On n'était pas dans les têtes des cyclistes du Tour de France des années 1960 et 1970, mais on peut imaginer que pareilles convictions y ont pris place. La Grande Boucle a connu une étrange coïncidence: entre 1969 et 1978, quatre coureurs ont été sacrés avec le même dossard, le 51. Or, lors des 66 premières éditions, celui-ci n'avait jamais triomphé. Le premier 51 à monter sur la plus haute marche du podium est Eddy Merckx.

Eddy Merckx et son légendaire dossard 51 en train de gravir le Petit-Chêne à Lausanne, lors du Tour de France 1969.
Eddy Merckx et son légendaire dossard 51 en train de gravir le Petit-Chêne à Lausanne, lors du Tour de France 1969.image: keystone

Le Belge est à nouveau titré les trois années suivantes, mais avec le dossard 1. En 1973, il est absent. C'est l'Espagnol Luis Ocana qui l'emporte, avec le 51. Deux ans plus tard, Bernard Thévenet s'impose avec... le dossard 51. La légende se construit.

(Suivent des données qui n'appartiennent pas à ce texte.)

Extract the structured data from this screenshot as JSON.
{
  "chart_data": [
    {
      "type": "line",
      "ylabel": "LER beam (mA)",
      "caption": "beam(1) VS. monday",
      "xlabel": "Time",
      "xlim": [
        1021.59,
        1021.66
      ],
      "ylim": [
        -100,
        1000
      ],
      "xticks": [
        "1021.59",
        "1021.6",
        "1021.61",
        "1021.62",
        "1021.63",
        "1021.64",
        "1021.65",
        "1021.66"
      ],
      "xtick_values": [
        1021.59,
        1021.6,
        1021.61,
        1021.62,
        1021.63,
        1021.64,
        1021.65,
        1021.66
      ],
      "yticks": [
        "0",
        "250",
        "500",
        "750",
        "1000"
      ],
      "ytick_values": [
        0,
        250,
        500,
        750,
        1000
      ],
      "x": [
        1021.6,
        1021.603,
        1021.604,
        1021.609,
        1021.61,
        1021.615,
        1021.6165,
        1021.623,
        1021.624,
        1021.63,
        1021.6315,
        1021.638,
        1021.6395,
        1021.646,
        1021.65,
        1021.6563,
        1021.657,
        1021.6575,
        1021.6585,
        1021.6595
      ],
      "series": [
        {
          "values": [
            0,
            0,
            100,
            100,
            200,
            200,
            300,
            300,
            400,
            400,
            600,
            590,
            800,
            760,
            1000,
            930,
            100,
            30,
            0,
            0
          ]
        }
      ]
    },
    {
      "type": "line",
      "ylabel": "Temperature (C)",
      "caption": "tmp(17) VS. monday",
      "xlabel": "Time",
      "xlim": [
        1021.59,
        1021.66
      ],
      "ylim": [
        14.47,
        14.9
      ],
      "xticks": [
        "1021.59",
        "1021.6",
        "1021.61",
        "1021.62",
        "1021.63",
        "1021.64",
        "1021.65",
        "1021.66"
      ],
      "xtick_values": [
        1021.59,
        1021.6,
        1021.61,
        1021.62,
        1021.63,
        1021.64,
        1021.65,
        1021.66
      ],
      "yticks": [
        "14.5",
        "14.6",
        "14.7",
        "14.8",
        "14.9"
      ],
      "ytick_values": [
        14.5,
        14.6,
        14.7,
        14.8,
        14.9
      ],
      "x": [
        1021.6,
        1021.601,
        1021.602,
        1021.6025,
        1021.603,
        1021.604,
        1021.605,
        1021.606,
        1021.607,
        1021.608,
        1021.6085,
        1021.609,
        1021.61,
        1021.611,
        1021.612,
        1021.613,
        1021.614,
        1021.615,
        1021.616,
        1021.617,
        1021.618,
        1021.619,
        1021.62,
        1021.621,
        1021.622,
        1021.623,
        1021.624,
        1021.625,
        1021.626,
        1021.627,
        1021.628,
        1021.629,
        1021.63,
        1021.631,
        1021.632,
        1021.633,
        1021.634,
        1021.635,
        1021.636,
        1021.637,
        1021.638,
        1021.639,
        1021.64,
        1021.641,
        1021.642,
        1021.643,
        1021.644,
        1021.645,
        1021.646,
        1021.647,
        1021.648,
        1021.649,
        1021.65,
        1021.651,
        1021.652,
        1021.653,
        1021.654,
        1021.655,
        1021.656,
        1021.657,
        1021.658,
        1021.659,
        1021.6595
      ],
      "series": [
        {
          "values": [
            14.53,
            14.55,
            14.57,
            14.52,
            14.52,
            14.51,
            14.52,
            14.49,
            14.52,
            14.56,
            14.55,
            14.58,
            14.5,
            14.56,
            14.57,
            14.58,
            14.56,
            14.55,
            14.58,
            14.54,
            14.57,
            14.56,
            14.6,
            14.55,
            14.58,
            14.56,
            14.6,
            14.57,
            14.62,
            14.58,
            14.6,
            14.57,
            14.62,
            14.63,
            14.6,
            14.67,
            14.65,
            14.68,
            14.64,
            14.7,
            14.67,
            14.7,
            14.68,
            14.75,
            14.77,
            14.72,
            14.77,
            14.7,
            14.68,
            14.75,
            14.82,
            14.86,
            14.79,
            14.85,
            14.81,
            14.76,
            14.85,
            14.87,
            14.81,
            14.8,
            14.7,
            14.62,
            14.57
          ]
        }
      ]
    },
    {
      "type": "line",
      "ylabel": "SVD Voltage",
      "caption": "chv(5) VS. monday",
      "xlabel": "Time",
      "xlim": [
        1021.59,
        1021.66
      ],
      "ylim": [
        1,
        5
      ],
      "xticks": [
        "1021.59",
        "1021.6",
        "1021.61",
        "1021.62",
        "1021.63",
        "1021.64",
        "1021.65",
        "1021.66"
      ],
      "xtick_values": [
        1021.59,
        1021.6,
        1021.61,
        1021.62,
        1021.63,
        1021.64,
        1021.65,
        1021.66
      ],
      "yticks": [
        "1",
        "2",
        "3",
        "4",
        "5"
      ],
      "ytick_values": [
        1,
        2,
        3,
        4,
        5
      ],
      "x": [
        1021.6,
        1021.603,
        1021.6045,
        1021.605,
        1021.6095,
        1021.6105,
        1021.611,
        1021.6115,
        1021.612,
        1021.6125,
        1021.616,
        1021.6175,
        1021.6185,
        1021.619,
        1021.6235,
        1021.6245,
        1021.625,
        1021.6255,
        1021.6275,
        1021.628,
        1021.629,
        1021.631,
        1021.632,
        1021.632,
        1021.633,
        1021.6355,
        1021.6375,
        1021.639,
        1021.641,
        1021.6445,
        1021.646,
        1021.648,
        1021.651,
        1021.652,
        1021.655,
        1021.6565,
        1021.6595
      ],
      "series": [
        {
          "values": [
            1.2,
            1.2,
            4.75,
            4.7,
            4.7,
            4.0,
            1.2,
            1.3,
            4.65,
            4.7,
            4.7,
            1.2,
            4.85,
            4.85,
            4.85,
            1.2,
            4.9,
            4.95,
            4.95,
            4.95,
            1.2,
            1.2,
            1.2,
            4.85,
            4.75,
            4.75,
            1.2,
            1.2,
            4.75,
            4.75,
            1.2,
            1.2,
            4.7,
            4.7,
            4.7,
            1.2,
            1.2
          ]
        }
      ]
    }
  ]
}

Elle prend une autre dimension en 1978 quand le jeune Bernard Hinault remporte son premier Tour de France avec le même numéro! Depuis, le 51 n'a plus jamais triomphé sur la Grande Boucle, mais les observateurs se réjouissent chaque année de voir qui héritera du mythique dossard. Et on est en droit d'imaginer que l'heureux élu, s'il connaît la légende, peut se sentir pousser des ailes.

Cet article est adapté d'une première version publiée le 9 août 2022 sur notre site.